Challenging the traditional ways of raising, embedding and sustaining student outcomes and success in tertiary institutions for diverse minority learners and equity groups is essential. This paper presents an innovative case study of a curriculum integration research project which began in late 2011 with the integration of academic and information literacy (AIL) skills into the undergraduate programme of Pacific Studies at university. Crucial to the success of the project is the application and implementation of indigenous Pacific pedagogies and approaches in student engagement, teaching and learning, the active support of the Head of Department and a collective partnership approach between academics, Libraries and Learning Services, and other teams.

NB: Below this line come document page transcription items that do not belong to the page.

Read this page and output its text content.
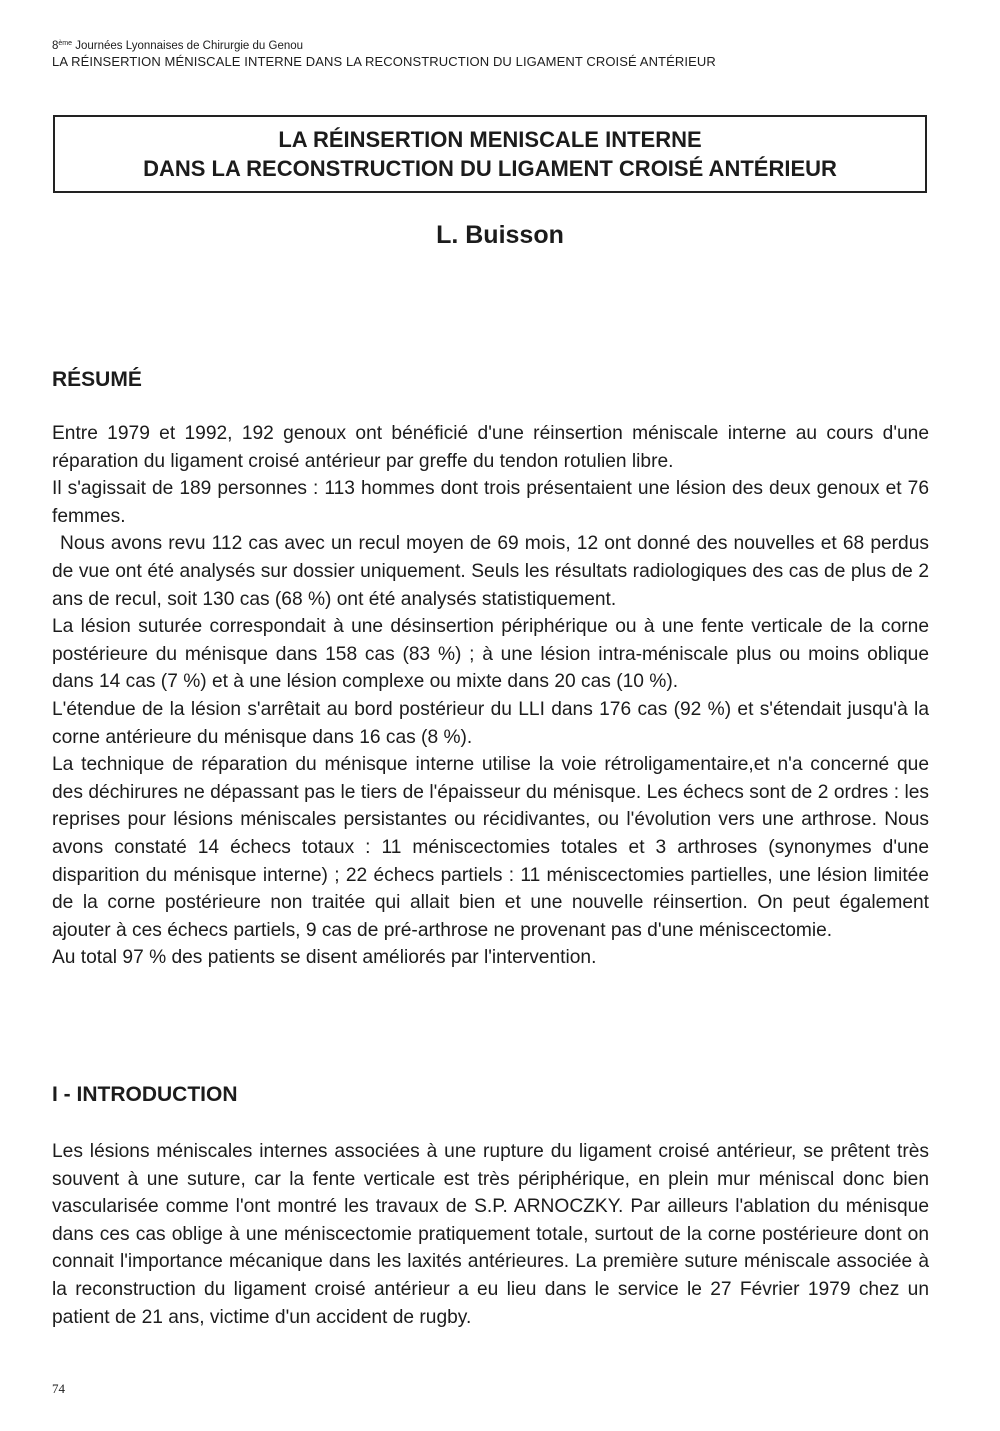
8ème Journées Lyonnaises de Chirurgie du Genou
LA RÉINSERTION MÉNISCALE INTERNE DANS LA RECONSTRUCTION DU LIGAMENT CROISÉ ANTÉRIEUR
LA RÉINSERTION MENISCALE INTERNE
DANS LA RECONSTRUCTION DU LIGAMENT CROISÉ ANTÉRIEUR
L. Buisson
RÉSUMÉ

Entre 1979 et 1992, 192 genoux ont bénéficié d'une réinsertion méniscale interne au cours d'une réparation du ligament croisé antérieur par greffe du tendon rotulien libre.

Il s'agissait de 189 personnes : 113 hommes dont trois présentaient une lésion des deux genoux et 76 femmes.

Nous avons revu 112 cas avec un recul moyen de 69 mois, 12 ont donné des nouvelles et 68 perdus de vue ont été analysés sur dossier uniquement. Seuls les résultats radiologiques des cas de plus de 2 ans de recul, soit 130 cas (68 %) ont été analysés statistiquement.

La lésion suturée correspondait à une désinsertion périphérique ou à une fente verticale de la corne postérieure du ménisque dans 158 cas (83 %) ; à une lésion intra-méniscale plus ou moins oblique dans 14 cas (7 %) et à une lésion complexe ou mixte dans 20 cas (10 %).

L'étendue de la lésion s'arrêtait au bord postérieur du LLI dans 176 cas (92 %) et s'étendait jusqu'à la corne antérieure du ménisque dans 16 cas (8 %).

La technique de réparation du ménisque interne utilise la voie rétroligamentaire,et n'a concerné que des déchirures ne dépassant pas le tiers de l'épaisseur du ménisque. Les échecs sont de 2 ordres : les reprises pour lésions méniscales persistantes ou récidivantes, ou l'évolution vers une arthrose. Nous avons constaté 14 échecs totaux : 11 méniscectomies totales et 3 arthroses (synonymes d'une disparition du ménisque interne) ; 22 échecs partiels : 11 méniscectomies partielles, une lésion limitée de la corne postérieure non traitée qui allait bien et une nouvelle réinsertion. On peut également ajouter à ces échecs partiels, 9 cas de pré-arthrose ne provenant pas d'une méniscectomie.

Au total 97 % des patients se disent améliorés par l'intervention.

I - INTRODUCTION

Les lésions méniscales internes associées à une rupture du ligament croisé antérieur, se prêtent très souvent à une suture, car la fente verticale est très périphérique, en plein mur méniscal donc bien vascularisée comme l'ont montré les travaux de S.P. ARNOCZKY. Par ailleurs l'ablation du ménisque dans ces cas oblige à une méniscectomie pratiquement totale, surtout de la corne postérieure dont on connait l'importance mécanique dans les laxités antérieures. La première suture méniscale associée à la reconstruction du ligament croisé antérieur a eu lieu dans le service le 27 Février 1979 chez un patient de 21 ans, victime d'un accident de rugby.

74
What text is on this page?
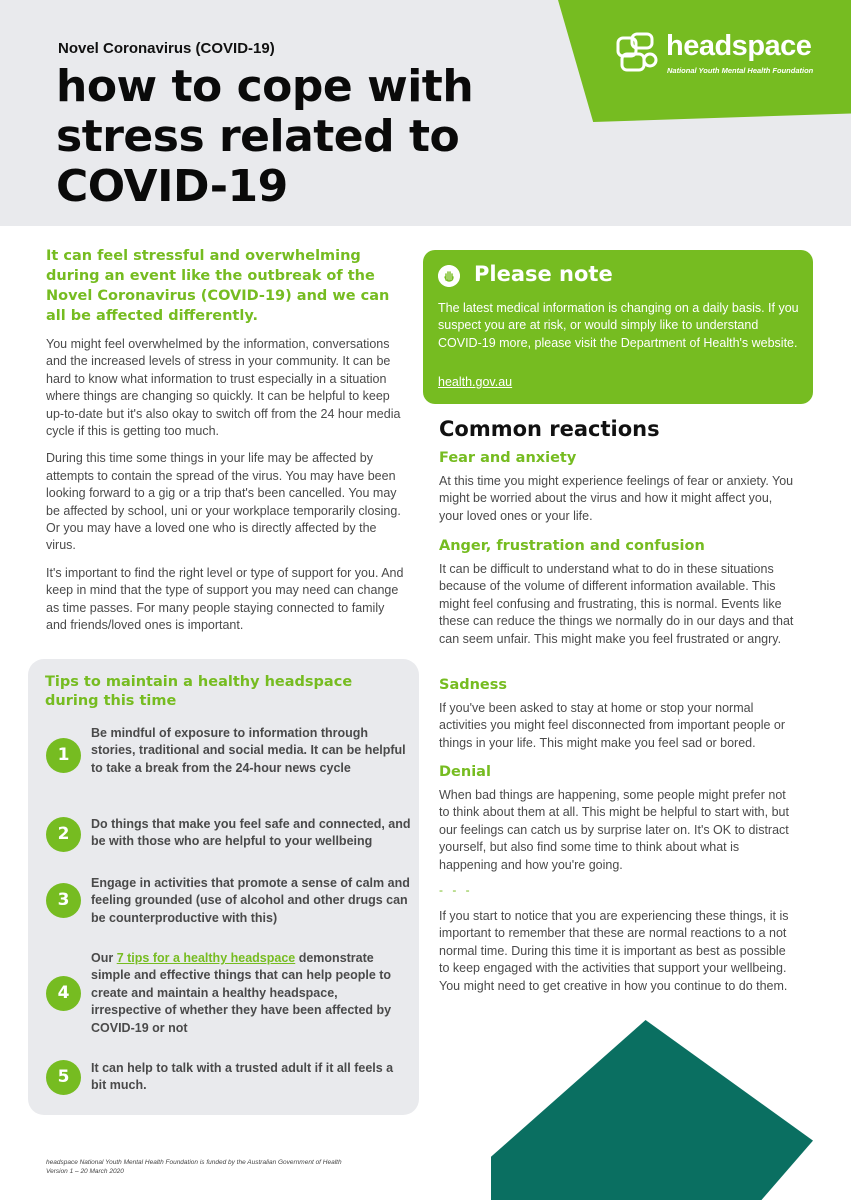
Novel Coronavirus (COVID-19)
how to cope with stress related to COVID-19
headspace
National Youth Mental Health Foundation

It can feel stressful and overwhelming during an event like the outbreak of the Novel Coronavirus (COVID-19) and we can all be affected differently.

You might feel overwhelmed by the information, conversations and the increased levels of stress in your community. It can be hard to know what information to trust especially in a situation where things are changing so quickly. It can be helpful to keep up-to-date but it's also okay to switch off from the 24 hour media cycle if this is getting too much.

During this time some things in your life may be affected by attempts to contain the spread of the virus. You may have been looking forward to a gig or a trip that's been cancelled. You may be affected by school, uni or your workplace temporarily closing. Or you may have a loved one who is directly affected by the virus.

It's important to find the right level or type of support for you. And keep in mind that the type of support you may need can change as time passes. For many people staying connected to family and friends/loved ones is important.

Tips to maintain a healthy headspace during this time
1

Be mindful of exposure to information through stories, traditional and social media. It can be helpful to take a break from the 24-hour news cycle

2	Do things that make you feel safe and connected, and be with those who are helpful to your wellbeing

3

Engage in activities that promote a sense of calm and feeling grounded (use of alcohol and other drugs can be counterproductive with this)

4

Our 7 tips for a healthy headspace demonstrate simple and effective things that can help people to create and maintain a healthy headspace, irrespective of whether they have been affected by COVID-19 or not

5	It can help to talk with a trusted adult if it all feels a bit much.

Please note

The latest medical information is changing on a daily basis. If you suspect you are at risk, or would simply like to understand COVID-19 more, please visit the Department of Health's website.

health.gov.au
Common reactions
Fear and anxiety

At this time you might experience feelings of fear or anxiety. You might be worried about the virus and how it might affect you, your loved ones or your life.

Anger, frustration and confusion

It can be difficult to understand what to do in these situations because of the volume of different information available. This might feel confusing and frustrating, this is normal. Events like these can reduce the things we normally do in our days and that can seem unfair. This might make you feel frustrated or angry.

Sadness

If you've been asked to stay at home or stop your normal activities you might feel disconnected from important people or things in your life. This might make you feel sad or bored.

Denial

When bad things are happening, some people might prefer not to think about them at all. This might be helpful to start with, but our feelings can catch us by surprise later on. It's OK to distract yourself, but also find some time to think about what is happening and how you're going.

- - -

If you start to notice that you are experiencing these things, it is important to remember that these are normal reactions to a not normal time. During this time it is important as best as possible to keep engaged with the activities that support your wellbeing. You might need to get creative in how you continue to do them.

headspace National Youth Mental Health Foundation is funded by the Australian Government of Health
Version 1 – 20 March 2020
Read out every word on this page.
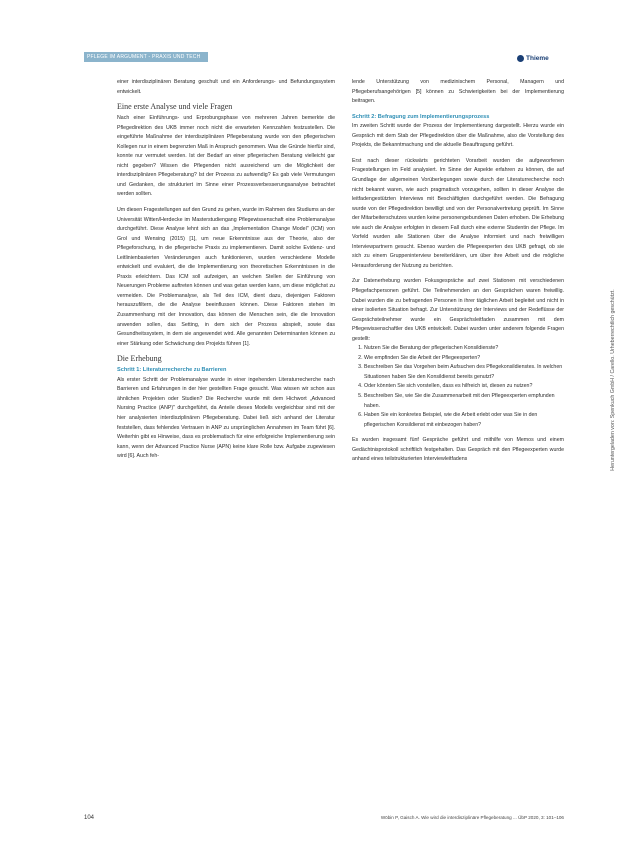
PFLEGE IM ARGUMENT - PRAXIS UND TECH	Thieme

einer interdisziplinären Beratung geschult und ein Anforderungs- und Befundungssystem entwickelt.

Eine erste Analyse und viele Fragen

Nach einer Einführungs- und Erprobungsphase von mehreren Jahren bemerkte die Pflegedirektion des UKB immer noch nicht die erwarteten Kennzahlen festzustellen. Die eingeführte Maßnahme der interdisziplinären Pflegeberatung wurde von den pflegerischen Kollegen nur in einem begrenzten Maß in Anspruch genommen. Was die Gründe hierfür sind, konnte nur vermutet werden. Ist der Bedarf an einer pflegerischen Beratung vielleicht gar nicht gegeben? Wissen die Pflegenden nicht ausreichend um die Möglichkeit der interdisziplinären Pflegeberatung? Ist der Prozess zu aufwendig? Es gab viele Vermutungen und Gedanken, die strukturiert im Sinne einer Prozessverbesserungsanalyse betrachtet werden sollten.

Um diesen Fragestellungen auf den Grund zu gehen, wurde im Rahmen des Studiums an der Universität Witten/Herdecke im Masterstudiengang Pflegewissenschaft eine Problemanalyse durchgeführt. Diese Analyse lehnt sich an das „Implementation Change Model" (ICM) von Grol und Wensing (2015) [1], um neue Erkenntnisse aus der Theorie, also der Pflegeforschung, in die pflegerische Praxis zu implementieren. Damit solche Evidenz- und Leitlinienbasierten Veränderungen auch funktionieren, wurden verschiedene Modelle entwickelt und evaluiert, die die Implementierung von theoretischen Erkenntnissen in die Praxis erleichtern. Das ICM soll aufzeigen, an welchen Stellen der Einführung von Neuerungen Probleme auftreten können und was getan werden kann, um diese möglichst zu vermeiden. Die Problemanalyse, als Teil des ICM, dient dazu, diejenigen Faktoren herauszufiltern, die die Analyse beeinflussen können. Diese Faktoren stehen im Zusammenhang mit der Innovation, das können die Menschen sein, die die Innovation anwenden sollen, das Setting, in dem sich der Prozess abspielt, sowie das Gesundheitssystem, in dem sie angewendet wird. Alle genannten Determinanten können zu einer Stärkung oder Schwächung des Projekts führen [1].

Die Erhebung

Schritt 1: Literaturrecherche zu Barrieren

Als erster Schritt der Problemanalyse wurde in einer ingehenden Literaturrecherche nach Barrieren und Erfahrungen in der hier gestellten Frage gesucht. Was wissen wir schon aus ähnlichen Projekten oder Studien? Die Recherche wurde mit dem Hichwort „Advanced Nursing Practice (ANP)" durchgeführt, da Anteile dieses Modells vergleichbar sind mit der hier analysierten interdisziplinären Pflegeberatung. Dabei ließ sich anhand der Literatur feststellen, dass fehlendes Vertrauen in ANP zu ursprünglichen Annahmen im Team führt [6]. Weiterhin gibt es Hinweise, dass es problematisch für eine erfolgreiche Implementierung sein kann, wenn der Advanced Practice Nurse (APN) keine klare Rolle bzw. Aufgabe zugewiesen wird [6]. Auch feh-

lende Unterstützung von medizinischem Personal, Managern und Pflegeberufsangehörigen [5] können zu Schwierigkeiten bei der Implementierung beitragen.

Schritt 2: Befragung zum Implementierungsprozess

Im zweiten Schritt wurde der Prozess der Implementierung dargestellt. Hierzu wurde ein Gespräch mit dem Stab der Pflegedirektion über die Maßnahme, also die Vorstellung des Projekts, die Bekanntmachung und die aktuelle Beauftragung geführt.

Erst nach dieser rückwärts gerichteten Vorarbeit wurden die aufgeworfenen Fragestellungen im Feld analysiert. Im Sinne der Aspekte erfahren zu können, die auf Grundlage der allgemeinen Vorüberlegungen sowie durch der Literaturrecherche noch nicht bekannt waren, wie auch pragmatisch vorzugehen, sollten in dieser Analyse die leitfadengestützten Interviews mit Beschäftigten durchgeführt werden. Die Befragung wurde von der Pflegedirektion bewilligt und von der Personalvertretung geprüft. Im Sinne der Mitarbeiterschutzes wurden keine personengebundenen Daten erhoben. Die Erhebung wie auch die Analyse erfolgten in diesem Fall durch eine externe Studentin der Pflege. Im Vorfeld wurden alle Stationen über die Analyse informiert und nach freiwilligen Interviewpartnern gesucht. Ebenso wurden die Pflegeexperten des UKB gefragt, ob sie sich zu einem Gruppeninterview bereiterklären, um über ihre Arbeit und die mögliche Herausforderung der Nutzung zu berichten.

Zur Datenerhebung wurden Fokusgespräche auf zwei Stationen mit verschiedenen Pflegefachpersonen geführt. Die Teilnehmenden an den Gesprächen waren freiwillig. Dabei wurden die zu befragenden Personen in ihrer täglichen Arbeit begleitet und nicht in einer isolierten Situation befragt. Zur Unterstützung der Interviews und der Redeflüsse der Gesprächsteilnehmer wurde ein Gesprächsleitfaden zusammen mit dem Pflegewissenschaftler des UKB entwickelt. Dabei wurden unter anderem folgende Fragen gestellt:

1. Nutzen Sie die Beratung der pflegerischen Konsildienste?
2. Wie empfinden Sie die Arbeit der Pflegeexperten?
3. Beschreiben Sie das Vorgehen beim Aufsuchen des Pflegekonsildienstes. In welchen Situationen haben Sie den Konsildienst bereits genutzt?
4. Oder könnten Sie sich vorstellen, dass es hilfreich ist, diesen zu nutzen?
5. Beschreiben Sie, wie Sie die Zusammenarbeit mit den Pflegeexperten empfunden haben.
6. Haben Sie ein konkretes Beispiel, wie die Arbeit erlebt oder was Sie in den pflegerischen Konsildienst mit einbezogen haben?

Es wurden insgesamt fünf Gespräche geführt und mithilfe von Memos und einem Gedächtnisprotokoll schriftlich festgehalten. Das Gespräch mit den Pflegeexperten wurde anhand eines teilstrukturierten Interviewleitfadens	Heruntergeladen von: Spenkuch GmbH / Carello. Urheberrechtlich geschützt.
104	Wöbin P, Gaisch A. Wie wird die interdisziplinäre Pflegeberatung ... ÜbP 2020, 3: 101–106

The project included curriculum mapping to the University Graduate Profile, a three year research survey exploring the AIL skills of 1st year and 3rd year Pacific students, ongoing student feedback, evaluations, and project enhancements.
The authors examine the implications and outcomes of Pacific AIL integration which include: assignment questions and assessments; essay guides; First Year Experience (FYE) Targeted Learning sessions; the development of marking rubrics and their implementation in Stage 1 courses and beyond; and the inclusion of skill based workshops into the existing Pacific Studies academic enhancement programme, Vaka Moana. Future developments and sustainability of the ‘cross team’ approach in curriculum integration for student success outcomes are discussed.
Relevance: This paper is of relevance to tertiary institutions exploring innovative approaches to raising the academic success of indigenous, diverse, equity groups, and minority learners.
Keywords: tertiary, minority learners, equity, indigenous Pacific pedagogies, curriculum integration, academic and information literacies.